Police and armored vehicles were deployed in fears that an outbreak of violence might spread from the square out of displeasure with the announced results, whichever way they went.

The presidential election runoff, which occurred on June 16-17, was a close contest between Morsi, a U.S.-trained engineer and former political prisoner under the Mubarak regime, and Ahmed Shafiq, the former air marshal who was Mubarak's last prime minister as his rule collapsed. He served from late January 2011 until March 2011, backed by the armed forces.

Immediately after the Muslim Brotherhood declared Morsi's victory on June 18, the Supreme Council of the Armed Forces, which has held interim ruling authority over the country since February 2011, delayed the official announcement of the results.

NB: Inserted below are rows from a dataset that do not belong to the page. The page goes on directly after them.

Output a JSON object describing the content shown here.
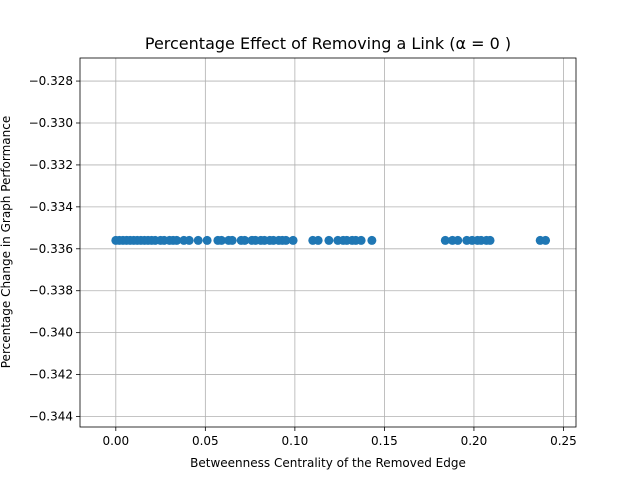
{
  "chart_data": {
    "type": "scatter",
    "title": "Percentage Effect of Removing a Link (α = 0 )",
    "xlabel": "Betweenness Centrality of the Removed Edge",
    "ylabel": "Percentage Change in Graph Performance",
    "xlim": [
      -0.02,
      0.257
    ],
    "ylim": [
      -0.3445,
      -0.3269
    ],
    "xticks": [
      0.0,
      0.05,
      0.1,
      0.15,
      0.2,
      0.25
    ],
    "xtick_labels": [
      "0.00",
      "0.05",
      "0.10",
      "0.15",
      "0.20",
      "0.25"
    ],
    "yticks": [
      -0.328,
      -0.33,
      -0.332,
      -0.334,
      -0.336,
      -0.338,
      -0.34,
      -0.342,
      -0.344
    ],
    "ytick_labels": [
      "−0.328",
      "−0.330",
      "−0.332",
      "−0.334",
      "−0.336",
      "−0.338",
      "−0.340",
      "−0.342",
      "−0.344"
    ],
    "grid": true,
    "marker_color": "#1f77b4",
    "series": [
      {
        "x": [
          0.0,
          0.002,
          0.004,
          0.006,
          0.008,
          0.01,
          0.012,
          0.014,
          0.016,
          0.018,
          0.02,
          0.022,
          0.025,
          0.027,
          0.03,
          0.032,
          0.034,
          0.038,
          0.041,
          0.046,
          0.051,
          0.057,
          0.059,
          0.063,
          0.065,
          0.07,
          0.072,
          0.076,
          0.078,
          0.081,
          0.083,
          0.086,
          0.088,
          0.091,
          0.093,
          0.095,
          0.099,
          0.11,
          0.113,
          0.119,
          0.124,
          0.127,
          0.129,
          0.132,
          0.134,
          0.137,
          0.143,
          0.184,
          0.188,
          0.191,
          0.196,
          0.199,
          0.202,
          0.204,
          0.207,
          0.209,
          0.237,
          0.24
        ],
        "y": [
          -0.3356,
          -0.3356,
          -0.3356,
          -0.3356,
          -0.3356,
          -0.3356,
          -0.3356,
          -0.3356,
          -0.3356,
          -0.3356,
          -0.3356,
          -0.3356,
          -0.3356,
          -0.3356,
          -0.3356,
          -0.3356,
          -0.3356,
          -0.3356,
          -0.3356,
          -0.3356,
          -0.3356,
          -0.3356,
          -0.3356,
          -0.3356,
          -0.3356,
          -0.3356,
          -0.3356,
          -0.3356,
          -0.3356,
          -0.3356,
          -0.3356,
          -0.3356,
          -0.3356,
          -0.3356,
          -0.3356,
          -0.3356,
          -0.3356,
          -0.3356,
          -0.3356,
          -0.3356,
          -0.3356,
          -0.3356,
          -0.3356,
          -0.3356,
          -0.3356,
          -0.3356,
          -0.3356,
          -0.3356,
          -0.3356,
          -0.3356,
          -0.3356,
          -0.3356,
          -0.3356,
          -0.3356,
          -0.3356,
          -0.3356,
          -0.3356,
          -0.3356
        ]
      }
    ]
  }
}
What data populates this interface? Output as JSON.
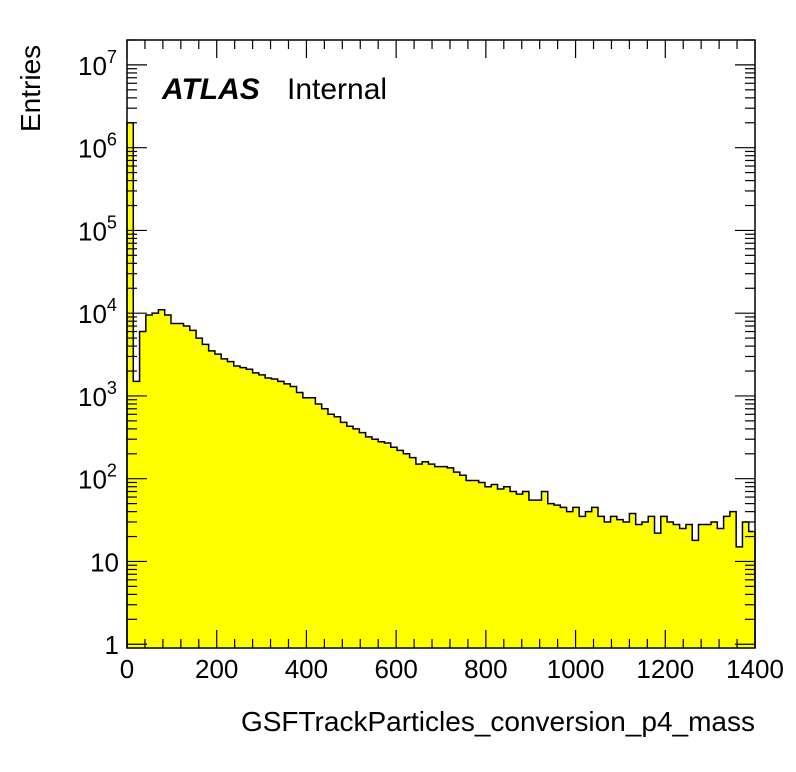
{
  "chart_data": {
    "type": "bar",
    "style": "histogram",
    "xlabel": "GSFTrackParticles_conversion_p4_mass",
    "ylabel": "Entries",
    "xlim": [
      0,
      1400
    ],
    "ylim": [
      0.9,
      20000000
    ],
    "y_scale": "log",
    "x_ticks": [
      "0",
      "200",
      "400",
      "600",
      "800",
      "1000",
      "1200",
      "1400"
    ],
    "y_ticks": [
      {
        "value": 1,
        "base": "1",
        "exp": ""
      },
      {
        "value": 10,
        "base": "10",
        "exp": ""
      },
      {
        "value": 100,
        "base": "10",
        "exp": "2"
      },
      {
        "value": 1000,
        "base": "10",
        "exp": "3"
      },
      {
        "value": 10000,
        "base": "10",
        "exp": "4"
      },
      {
        "value": 100000,
        "base": "10",
        "exp": "5"
      },
      {
        "value": 1000000,
        "base": "10",
        "exp": "6"
      },
      {
        "value": 10000000,
        "base": "10",
        "exp": "7"
      }
    ],
    "bin_width": 14,
    "values": [
      2000000,
      1500,
      6000,
      9500,
      10000,
      11000,
      9500,
      7500,
      7500,
      7000,
      6200,
      5000,
      4200,
      3500,
      3200,
      2800,
      2600,
      2300,
      2200,
      2100,
      1900,
      1800,
      1650,
      1600,
      1500,
      1400,
      1300,
      1100,
      950,
      950,
      800,
      700,
      600,
      560,
      480,
      430,
      400,
      360,
      320,
      300,
      280,
      270,
      240,
      220,
      200,
      180,
      150,
      160,
      150,
      140,
      140,
      135,
      120,
      110,
      95,
      95,
      90,
      80,
      85,
      75,
      80,
      70,
      65,
      70,
      55,
      55,
      70,
      50,
      48,
      45,
      40,
      45,
      35,
      40,
      45,
      35,
      30,
      35,
      32,
      30,
      38,
      28,
      30,
      35,
      22,
      35,
      30,
      28,
      25,
      28,
      18,
      28,
      28,
      30,
      25,
      35,
      40,
      15,
      30,
      23
    ]
  },
  "annotation": {
    "atlas": "ATLAS",
    "internal": "Internal"
  },
  "colors": {
    "fill": "#ffff00",
    "line": "#000000",
    "frame": "#000000",
    "background": "#ffffff"
  }
}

Wild rumors followed, along with suspicions that backroom deals were taking place on concessions and compromises to be made for determining the next leader. The military is supposed to officially relinquish power by June 30. However, it has already made unilateral changes in the constitution to cripple the office of president.

The Egyptian president is no longer the official commander of the armed forces and the military has control over its internal operations and budget. The lower house of the Egyptian Parliament, in which the Brotherhood previously held a majority, was dissolved by the SCAF on June 15. The recent political changes are seen as leaving any president of the country a symbolic figurehead rather than a real holder of power.

Regardless, the highly symbolic Morsi victory is recognition for the greater political influence the Brotherhood now wields over the country. 

An anonymous Egyptian security official told the AP that the minister of the interior, Gen. Mohammed Ibrahim, had told the police on Saturday to confront with firmness, force and decisiveness any attempt to violate peace in Cairo.